04.04.2020
Libanon: „Unsere Revolution ist feministisch!“
Feministische Demonstration in Beirut während der Massenproteste im Herbst 2019 Foto: Mohamad Cheblak
Feministische Demonstration in Beirut während der Massenproteste im Herbst 2019 Foto: Mohamad Cheblak

Frauen stehen an vorderster Front der Demonstrationen im Libanon und haben feministische Anliegen ins Zentrum der Proteste gerückt. Die Forderungen nach wirtschaftlichem und politischem Wandel gehen Hand in Hand mit denen nach Gleichberechtigung.

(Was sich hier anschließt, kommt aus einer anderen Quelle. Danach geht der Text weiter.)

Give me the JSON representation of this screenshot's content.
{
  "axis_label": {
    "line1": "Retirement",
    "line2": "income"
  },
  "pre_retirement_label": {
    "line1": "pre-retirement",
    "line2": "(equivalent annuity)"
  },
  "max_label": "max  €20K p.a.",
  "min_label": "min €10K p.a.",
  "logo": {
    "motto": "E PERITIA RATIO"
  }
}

Dieser Text ist im Rahmen des Kooperationsseminars „Grenzen und Möglichkeiten journalistischer Berichterstattung aus postkolonialer Perspektive zu WANA (Westasien, Nordafrika)“ an der Universität Leipzig entstanden. Das Seminar fand im Wintersemester 2019/2020 unter Leitung von dis:orient-Mitglied Leonie Nückell statt. Alle dabei entstandenen Texte finden sich hier.

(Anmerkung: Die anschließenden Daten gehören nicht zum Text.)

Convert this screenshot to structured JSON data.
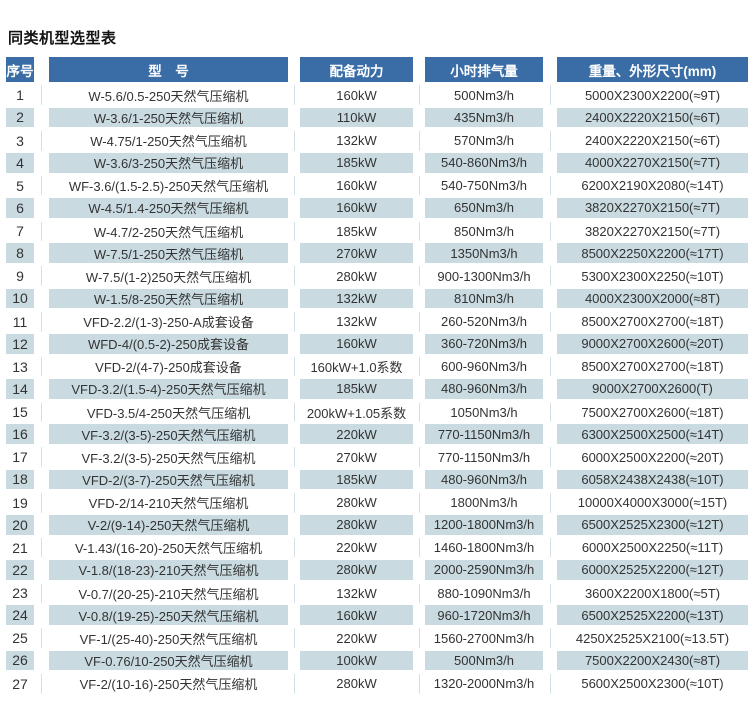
{
  "title": "同类机型选型表",
  "colors": {
    "header_bg": "#3a6da6",
    "header_text": "#ffffff",
    "alt_row_bg": "#c9dbe1",
    "body_text": "#333333"
  },
  "table": {
    "headers": [
      "序号",
      "型　号",
      "配备动力",
      "小时排气量",
      "重量、外形尺寸(mm)"
    ],
    "rows": [
      {
        "no": "1",
        "model": "W-5.6/0.5-250天然气压缩机",
        "power": "160kW",
        "flow": "500Nm3/h",
        "size": "5000X2300X2200(≈9T)"
      },
      {
        "no": "2",
        "model": "W-3.6/1-250天然气压缩机",
        "power": "110kW",
        "flow": "435Nm3/h",
        "size": "2400X2220X2150(≈6T)"
      },
      {
        "no": "3",
        "model": "W-4.75/1-250天然气压缩机",
        "power": "132kW",
        "flow": "570Nm3/h",
        "size": "2400X2220X2150(≈6T)"
      },
      {
        "no": "4",
        "model": "W-3.6/3-250天然气压缩机",
        "power": "185kW",
        "flow": "540-860Nm3/h",
        "size": "4000X2270X2150(≈7T)"
      },
      {
        "no": "5",
        "model": "WF-3.6/(1.5-2.5)-250天然气压缩机",
        "power": "160kW",
        "flow": "540-750Nm3/h",
        "size": "6200X2190X2080(≈14T)"
      },
      {
        "no": "6",
        "model": "W-4.5/1.4-250天然气压缩机",
        "power": "160kW",
        "flow": "650Nm3/h",
        "size": "3820X2270X2150(≈7T)"
      },
      {
        "no": "7",
        "model": "W-4.7/2-250天然气压缩机",
        "power": "185kW",
        "flow": "850Nm3/h",
        "size": "3820X2270X2150(≈7T)"
      },
      {
        "no": "8",
        "model": "W-7.5/1-250天然气压缩机",
        "power": "270kW",
        "flow": "1350Nm3/h",
        "size": "8500X2250X2200(≈17T)"
      },
      {
        "no": "9",
        "model": "W-7.5/(1-2)250天然气压缩机",
        "power": "280kW",
        "flow": "900-1300Nm3/h",
        "size": "5300X2300X2250(≈10T)"
      },
      {
        "no": "10",
        "model": "W-1.5/8-250天然气压缩机",
        "power": "132kW",
        "flow": "810Nm3/h",
        "size": "4000X2300X2000(≈8T)"
      },
      {
        "no": "11",
        "model": "VFD-2.2/(1-3)-250-A成套设备",
        "power": "132kW",
        "flow": "260-520Nm3/h",
        "size": "8500X2700X2700(≈18T)"
      },
      {
        "no": "12",
        "model": "WFD-4/(0.5-2)-250成套设备",
        "power": "160kW",
        "flow": "360-720Nm3/h",
        "size": "9000X2700X2600(≈20T)"
      },
      {
        "no": "13",
        "model": "VFD-2/(4-7)-250成套设备",
        "power": "160kW+1.0系数",
        "flow": "600-960Nm3/h",
        "size": "8500X2700X2700(≈18T)"
      },
      {
        "no": "14",
        "model": "VFD-3.2/(1.5-4)-250天然气压缩机",
        "power": "185kW",
        "flow": "480-960Nm3/h",
        "size": "9000X2700X2600(T)"
      },
      {
        "no": "15",
        "model": "VFD-3.5/4-250天然气压缩机",
        "power": "200kW+1.05系数",
        "flow": "1050Nm3/h",
        "size": "7500X2700X2600(≈18T)"
      },
      {
        "no": "16",
        "model": "VF-3.2/(3-5)-250天然气压缩机",
        "power": "220kW",
        "flow": "770-1150Nm3/h",
        "size": "6300X2500X2500(≈14T)"
      },
      {
        "no": "17",
        "model": "VF-3.2/(3-5)-250天然气压缩机",
        "power": "270kW",
        "flow": "770-1150Nm3/h",
        "size": "6000X2500X2200(≈20T)"
      },
      {
        "no": "18",
        "model": "VFD-2/(3-7)-250天然气压缩机",
        "power": "185kW",
        "flow": "480-960Nm3/h",
        "size": "6058X2438X2438(≈10T)"
      },
      {
        "no": "19",
        "model": "VFD-2/14-210天然气压缩机",
        "power": "280kW",
        "flow": "1800Nm3/h",
        "size": "10000X4000X3000(≈15T)"
      },
      {
        "no": "20",
        "model": "V-2/(9-14)-250天然气压缩机",
        "power": "280kW",
        "flow": "1200-1800Nm3/h",
        "size": "6500X2525X2300(≈12T)"
      },
      {
        "no": "21",
        "model": "V-1.43/(16-20)-250天然气压缩机",
        "power": "220kW",
        "flow": "1460-1800Nm3/h",
        "size": "6000X2500X2250(≈11T)"
      },
      {
        "no": "22",
        "model": "V-1.8/(18-23)-210天然气压缩机",
        "power": "280kW",
        "flow": "2000-2590Nm3/h",
        "size": "6000X2525X2200(≈12T)"
      },
      {
        "no": "23",
        "model": "V-0.7/(20-25)-210天然气压缩机",
        "power": "132kW",
        "flow": "880-1090Nm3/h",
        "size": "3600X2200X1800(≈5T)"
      },
      {
        "no": "24",
        "model": "V-0.8/(19-25)-250天然气压缩机",
        "power": "160kW",
        "flow": "960-1720Nm3/h",
        "size": "6500X2525X2200(≈13T)"
      },
      {
        "no": "25",
        "model": "VF-1/(25-40)-250天然气压缩机",
        "power": "220kW",
        "flow": "1560-2700Nm3/h",
        "size": "4250X2525X2100(≈13.5T)"
      },
      {
        "no": "26",
        "model": "VF-0.76/10-250天然气压缩机",
        "power": "100kW",
        "flow": "500Nm3/h",
        "size": "7500X2200X2430(≈8T)"
      },
      {
        "no": "27",
        "model": "VF-2/(10-16)-250天然气压缩机",
        "power": "280kW",
        "flow": "1320-2000Nm3/h",
        "size": "5600X2500X2300(≈10T)"
      }
    ]
  }
}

Am 17. Oktober 2019 strömten im Libanon tausende Menschen auf die Straße, um gemeinsam gegen die Einführung einer Steuer auf WhatsApp-Anrufe zu protestieren. Ausgewiesen als Maßnahme zur Bekämpfung der massiven Staatsverschuldung des Landes, versinnbildlichte diese für viele Libanes*innen einen weiteren Versuch der politischen Elite, sich an öffentlichen Geldern zu bereichern. Innerhalb weniger Tage wurde aus den Demonstrationen so eine landesweite Protestbewegung, bei der große Teile der libanesischen Bevölkerung ihren Zorn über die tiefgreifenden strukturellen Probleme im Land deutlich machten.

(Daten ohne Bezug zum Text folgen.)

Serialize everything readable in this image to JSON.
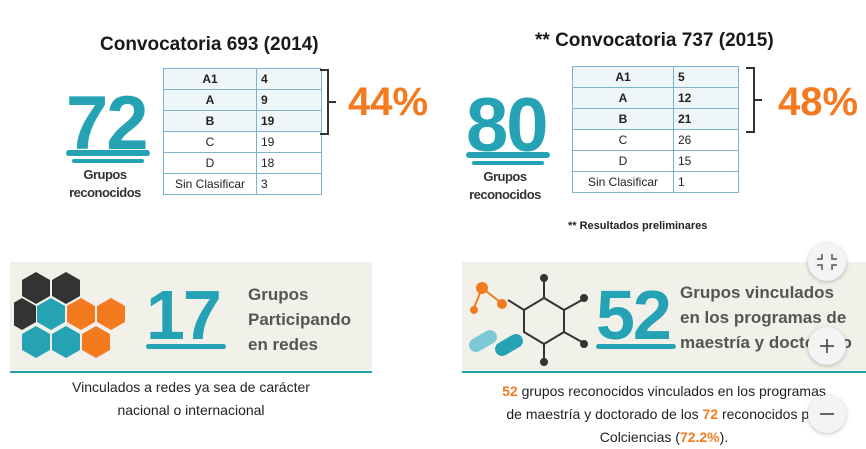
{
  "left": {
    "title": "Convocatoria 693 (2014)",
    "total": "72",
    "total_label": [
      "Grupos",
      "reconocidos"
    ],
    "table": {
      "rows": [
        [
          "A1",
          4
        ],
        [
          "A",
          9
        ],
        [
          "B",
          19
        ],
        [
          "C",
          19
        ],
        [
          "D",
          18
        ],
        [
          "Sin Clasificar",
          3
        ]
      ]
    },
    "percent": "44%"
  },
  "right": {
    "title": "** Convocatoria 737 (2015)",
    "total": "80",
    "total_label": [
      "Grupos",
      "reconocidos"
    ],
    "table": {
      "rows": [
        [
          "A1",
          5
        ],
        [
          "A",
          12
        ],
        [
          "B",
          21
        ],
        [
          "C",
          26
        ],
        [
          "D",
          15
        ],
        [
          "Sin Clasificar",
          1
        ]
      ]
    },
    "percent": "48%",
    "note": "** Resultados preliminares"
  },
  "cards": [
    {
      "number": "17",
      "text": [
        "Grupos",
        "Participando",
        "en redes"
      ],
      "caption": [
        [
          "Vinculados a redes ya sea de carácter"
        ],
        [
          "nacional o internacional"
        ]
      ]
    },
    {
      "number": "52",
      "text": [
        "Grupos vinculados",
        "en los programas de",
        "maestría y doctorado"
      ],
      "caption": [
        [
          "52",
          " grupos reconocidos vinculados en los programas"
        ],
        [
          "de maestría y doctorado de los ",
          "72",
          " reconocidos por"
        ],
        [
          "Colciencias (",
          "72.2%",
          ")."
        ]
      ]
    }
  ]
}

Hintergrund der Massendemonstrationen waren unter anderem eine marode Wirtschaft mit hoher Arbeitslosigkeit sowie durch Korruption und Vetternwirtschaft geschwächte staatliche Institutionen, von denen sich die Bevölkerung seit Ende des Bürgerkriegs 1990 weitestgehend allein gelassen fühlt. Die überwiegend friedlichen und zahlenmäßig größten Proteste in der jüngeren Geschichte des Libanons führten zunächst zum Rücktritt der Regierung und der Ernennung eines neuen Kabinetts. Aber die geforderten Reformen für einen tiefgreifenden wirtschaftlichen und sozialen Wandel, der auch die Rechte von Frauen im Land deutlich verbessert, lassen auf sich warten.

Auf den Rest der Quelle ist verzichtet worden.